【半導体】Evatec、大型パネル対応成膜プラットフォーム「CLUSTERLINE 600」で日本の次世代パッケージング市場へ本格参入

 スイスのEvatec AGは、日本市場における大型パネル対応成膜プラットフォーム「CLUSTERLINE® 600」の展開を本格化し、急成長するAI(人工知能)および高性能コンピューティング(HPC)向け次世代パッケージング市場へ本格参入する。
 生成AIの急速な普及により、半導体業界は大きな変革期を迎えている。システム性能向上の中心は、従来のトランジスタ微細化から、チップレット、ヘテロジニアスインテグレーション、HBMを活用したシステムレベル統合へと移行している。結果、先端パッケージング技術は半導体の性能、電力効率、および帯域幅を左右する重要な競争領域となっている。
 こうした市場変化を背景に、世界の半導体エコシステムでは、大型インターポーザ、超高密度RDL(Redistribution Layer)、ガラスコア基板、パネルレベルパッケージングなどの新しい製造アーキテクチャへの移行が加速している。特にAI向けパッケージの大型化に伴い、従来の300mmウェハベースの製造から、600mmクラスのパネルプロセスへの移行が次世代製造技術として注目されている。
 Evatecは、この変化を今後10年間の半導体産業における最も重要な成長機会の一つと位置付けている。CLUSTERLINE® 600を中核製品として、日本市場における先端パッケージング事業を拡大し、パネルレベルパッケージング、先端IC基板、ガラスコア基板などの分野において、顧客の技術開発および量産化を支援する。

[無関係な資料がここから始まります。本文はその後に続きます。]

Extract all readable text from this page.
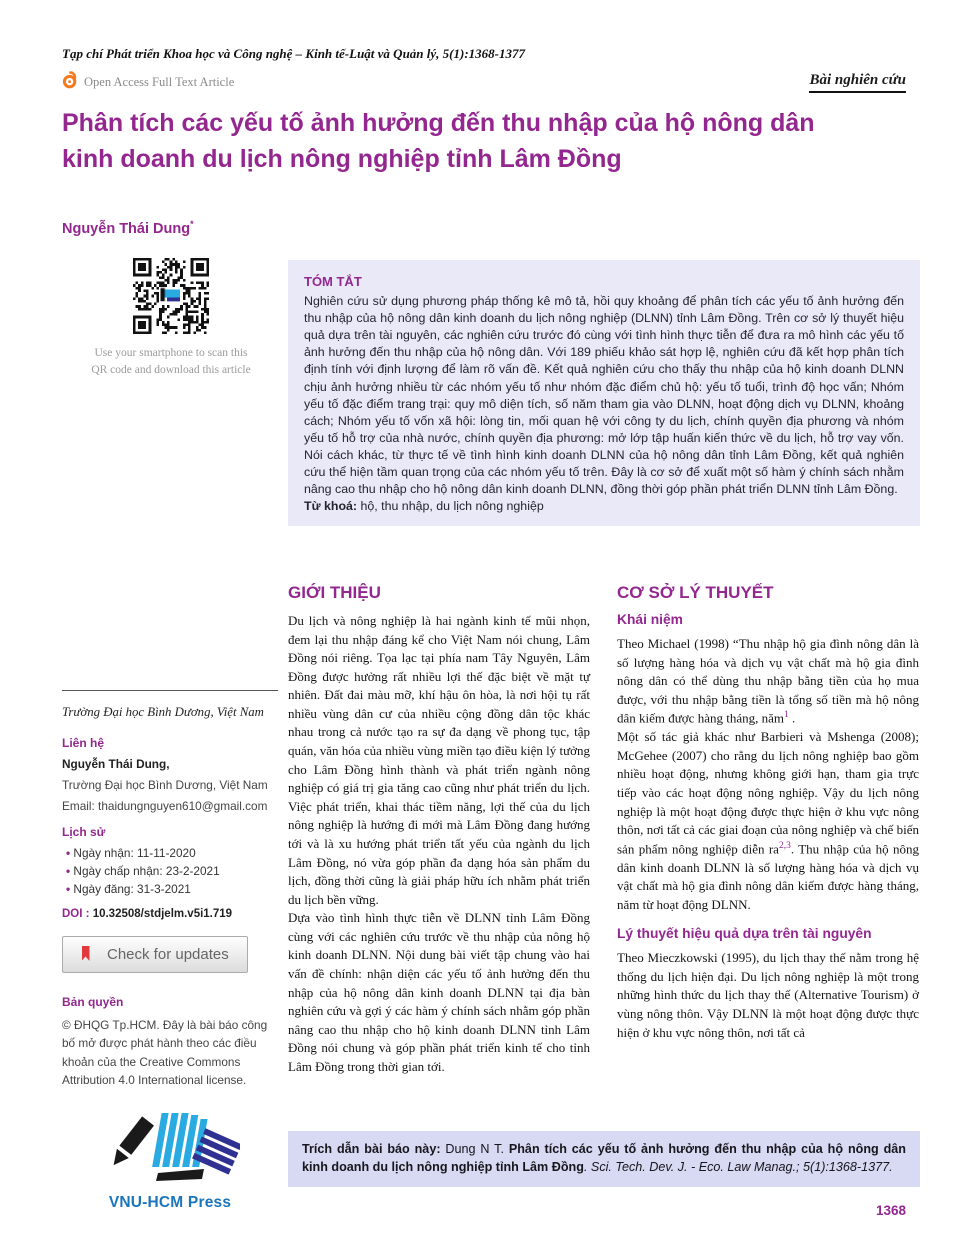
Tạp chí Phát triển Khoa học và Công nghệ – Kinh tế-Luật và Quản lý, 5(1):1368-1377
Open Access Full Text Article	Bài nghiên cứu
Phân tích các yếu tố ảnh hưởng đến thu nhập của hộ nông dân
kinh doanh du lịch nông nghiệp tỉnh Lâm Đồng
Nguyễn Thái Dung*
Use your smartphone to scan this
QR code and download this article
TÓM TẮT
Nghiên cứu sử dụng phương pháp thống kê mô tả, hồi quy khoảng để phân tích các yếu tố ảnh hưởng đến thu nhập của hộ nông dân kinh doanh du lịch nông nghiệp (DLNN) tỉnh Lâm Đồng. Trên cơ sở lý thuyết hiệu quả dựa trên tài nguyên, các nghiên cứu trước đó cùng với tình hình thực tiễn để đưa ra mô hình các yếu tố ảnh hưởng đến thu nhập của hộ nông dân. Với 189 phiếu khảo sát hợp lệ, nghiên cứu đã kết hợp phân tích định tính với định lượng để làm rõ vấn đề. Kết quả nghiên cứu cho thấy thu nhập của hộ kinh doanh DLNN chịu ảnh hưởng nhiều từ các nhóm yếu tố như nhóm đặc điểm chủ hộ: yếu tố tuổi, trình độ học vấn; Nhóm yếu tố đặc điểm trang trại: quy mô diện tích, số năm tham gia vào DLNN, hoạt động dịch vụ DLNN, khoảng cách; Nhóm yếu tố vốn xã hội: lòng tin, mối quan hệ với công ty du lịch, chính quyền địa phương và nhóm yếu tố hỗ trợ của nhà nước, chính quyền địa phương: mở lớp tập huấn kiến thức về du lịch, hỗ trợ vay vốn. Nói cách khác, từ thực tế về tình hình kinh doanh DLNN của hộ nông dân tỉnh Lâm Đồng, kết quả nghiên cứu thể hiện tầm quan trọng của các nhóm yếu tố trên. Đây là cơ sở để xuất một số hàm ý chính sách nhằm nâng cao thu nhập cho hộ nông dân kinh doanh DLNN, đồng thời góp phần phát triển DLNN tỉnh Lâm Đồng.
Từ khoá: hộ, thu nhập, du lịch nông nghiệp
Trường Đại học Bình Dương, Việt Nam
Liên hệ
Nguyễn Thái Dung,
Trường Đại học Bình Dương, Việt Nam
Email: thaidungnguyen610@gmail.com
Lịch sử
• Ngày nhận: 11-11-2020
• Ngày chấp nhận: 23-2-2021
• Ngày đăng: 31-3-2021
DOI : 10.32508/stdjelm.v5i1.719
Check for updates
Bản quyền
© ĐHQG Tp.HCM. Đây là bài báo công bố mở được phát hành theo các điều khoản của the Creative Commons Attribution 4.0 International license.
VNU-HCM Press
GIỚI THIỆU

Du lịch và nông nghiệp là hai ngành kinh tế mũi nhọn, đem lại thu nhập đáng kể cho Việt Nam nói chung, Lâm Đồng nói riêng. Tọa lạc tại phía nam Tây Nguyên, Lâm Đồng được hưởng rất nhiều lợi thế đặc biệt về mặt tự nhiên. Đất đai màu mỡ, khí hậu ôn hòa, là nơi hội tụ rất nhiều vùng dân cư của nhiều cộng đồng dân tộc khác nhau trong cả nước tạo ra sự đa dạng về phong tục, tập quán, văn hóa của nhiều vùng miền tạo điều kiện lý tưởng cho Lâm Đồng hình thành và phát triển ngành nông nghiệp có giá trị gia tăng cao cũng như phát triển du lịch. Việc phát triển, khai thác tiềm năng, lợi thế của du lịch nông nghiệp là hướng đi mới mà Lâm Đồng đang hướng tới và là xu hướng phát triển tất yếu của ngành du lịch Lâm Đồng, nó vừa góp phần đa dạng hóa sản phẩm du lịch, đồng thời cũng là giải pháp hữu ích nhằm phát triển du lịch bền vững.

Dựa vào tình hình thực tiễn về DLNN tỉnh Lâm Đồng cùng với các nghiên cứu trước về thu nhập của nông hộ kinh doanh DLNN. Nội dung bài viết tập chung vào hai vấn đề chính: nhận diện các yếu tố ảnh hưởng đến thu nhập của hộ nông dân kinh doanh DLNN tại địa bàn nghiên cứu và gợi ý các hàm ý chính sách nhằm góp phần nâng cao thu nhập cho hộ kinh doanh DLNN tỉnh Lâm Đồng nói chung và góp phần phát triển kinh tế cho tỉnh Lâm Đồng trong thời gian tới.

CƠ SỞ LÝ THUYẾT
Khái niệm

Theo Michael (1998) “Thu nhập hộ gia đình nông dân là số lượng hàng hóa và dịch vụ vật chất mà hộ gia đình nông dân có thể dùng thu nhập bằng tiền của họ mua được, với thu nhập bằng tiền là tổng số tiền mà hộ nông dân kiếm được hàng tháng, năm$^1$ .

Một số tác giả khác như Barbieri và Mshenga (2008); McGehee (2007) cho rằng du lịch nông nghiệp bao gồm nhiều hoạt động, nhưng không giới hạn, tham gia trực tiếp vào các hoạt động nông nghiệp. Vậy du lịch nông nghiệp là một hoạt động được thực hiện ở khu vực nông thôn, nơi tất cả các giai đoạn của nông nghiệp và chế biến sản phẩm nông nghiệp diễn ra$^{2,3}$. Thu nhập của hộ nông dân kinh doanh DLNN là số lượng hàng hóa và dịch vụ vật chất mà hộ gia đình nông dân kiếm được hàng tháng, năm từ hoạt động DLNN.

Lý thuyết hiệu quả dựa trên tài nguyên

Theo Mieczkowski (1995), du lịch thay thế nằm trong hệ thống du lịch hiện đại. Du lịch nông nghiệp là một trong những hình thức du lịch thay thế (Alternative Tourism) ở vùng nông thôn. Vậy DLNN là một hoạt động được thực hiện ở khu vực nông thôn, nơi tất cả

Trích dẫn bài báo này: Dung N T. Phân tích các yếu tố ảnh hưởng đến thu nhập của hộ nông dân kinh doanh du lịch nông nghiệp tỉnh Lâm Đồng. Sci. Tech. Dev. J. - Eco. Law Manag.; 5(1):1368-1377.
1368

AI時代のためのパネルプロセシングプラットフォーム「CLUSTERLINE® 600」
 CLUSTERLINE® 600は、次世代半導体パッケージングおよび先端IC基板製造向けに開発された大型パネル対応の真空プロセスプラットフォーム。最大650mm×650mmサイズの基板処理に対応し、ファンアウト・パネルレベルパッケージング(FOPLP)、先端IC基板、ガラスコア基板、チップレットパッケージなど、AI・HPC市場の成長を支える先端アプリケーション向けに設計されている。

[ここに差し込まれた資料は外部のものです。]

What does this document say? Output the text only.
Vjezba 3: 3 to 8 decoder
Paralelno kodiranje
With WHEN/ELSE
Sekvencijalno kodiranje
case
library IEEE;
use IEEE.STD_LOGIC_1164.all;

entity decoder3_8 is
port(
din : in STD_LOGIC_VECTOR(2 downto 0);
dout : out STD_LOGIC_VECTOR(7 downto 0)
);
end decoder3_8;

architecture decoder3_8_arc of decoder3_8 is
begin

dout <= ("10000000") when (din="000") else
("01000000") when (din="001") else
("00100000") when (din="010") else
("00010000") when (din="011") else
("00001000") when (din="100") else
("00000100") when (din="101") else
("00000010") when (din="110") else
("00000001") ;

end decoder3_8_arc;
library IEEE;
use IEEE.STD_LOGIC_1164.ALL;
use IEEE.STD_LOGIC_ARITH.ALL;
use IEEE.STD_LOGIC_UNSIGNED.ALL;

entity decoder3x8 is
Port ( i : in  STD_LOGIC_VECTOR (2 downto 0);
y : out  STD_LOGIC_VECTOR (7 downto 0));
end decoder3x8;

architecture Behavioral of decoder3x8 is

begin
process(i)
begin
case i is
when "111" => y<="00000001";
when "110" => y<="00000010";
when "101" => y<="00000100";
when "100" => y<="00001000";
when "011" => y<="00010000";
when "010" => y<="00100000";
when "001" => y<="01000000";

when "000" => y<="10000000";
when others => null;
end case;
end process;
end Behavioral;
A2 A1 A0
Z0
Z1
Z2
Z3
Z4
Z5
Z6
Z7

 このプラットフォームは、大面積基板に対する高い膜厚均一性、優れた再現性、および量産対応の生産性を実現し、研究開発から量産までシームレスに対応可能なスケーラブルソリューションを提供する。さらに、Evatecが長年培ってきた真空プロセス技術により、次世代パッケージに不可欠な高精度メタライゼーションを実現する。

 CLUSTERLINE® 600は以下の主要プロセスに対応している。
・Cuシード層形成
・バリアメタル形成
・高密度RDL向けメタライゼーション
・ガラス貫通ビア(TGV)メタライゼーション
・高アスペクト比構造への成膜
・両面プロセス処理
・先端IC基板向けプロセス
・ガラスコア基板向けプロセス
・Desmear / Descumプロセス
・CVDプロセス(開発中)
 また、特許取得の大気圧脱ガスシステム、エッチング、PVD成膜およびCVDプロセスチャンバまでを統合可能なクラスターアーキテクチャを採用。これにより、パネルの前処理からエッチング、成膜までの複数工程を単一プラットフォーム上で実行することができ、さらには高スループットと優れた膜品質を両立し、AI向け先端パッケージに求められる微細化、高密度化、高信頼性化を支援する。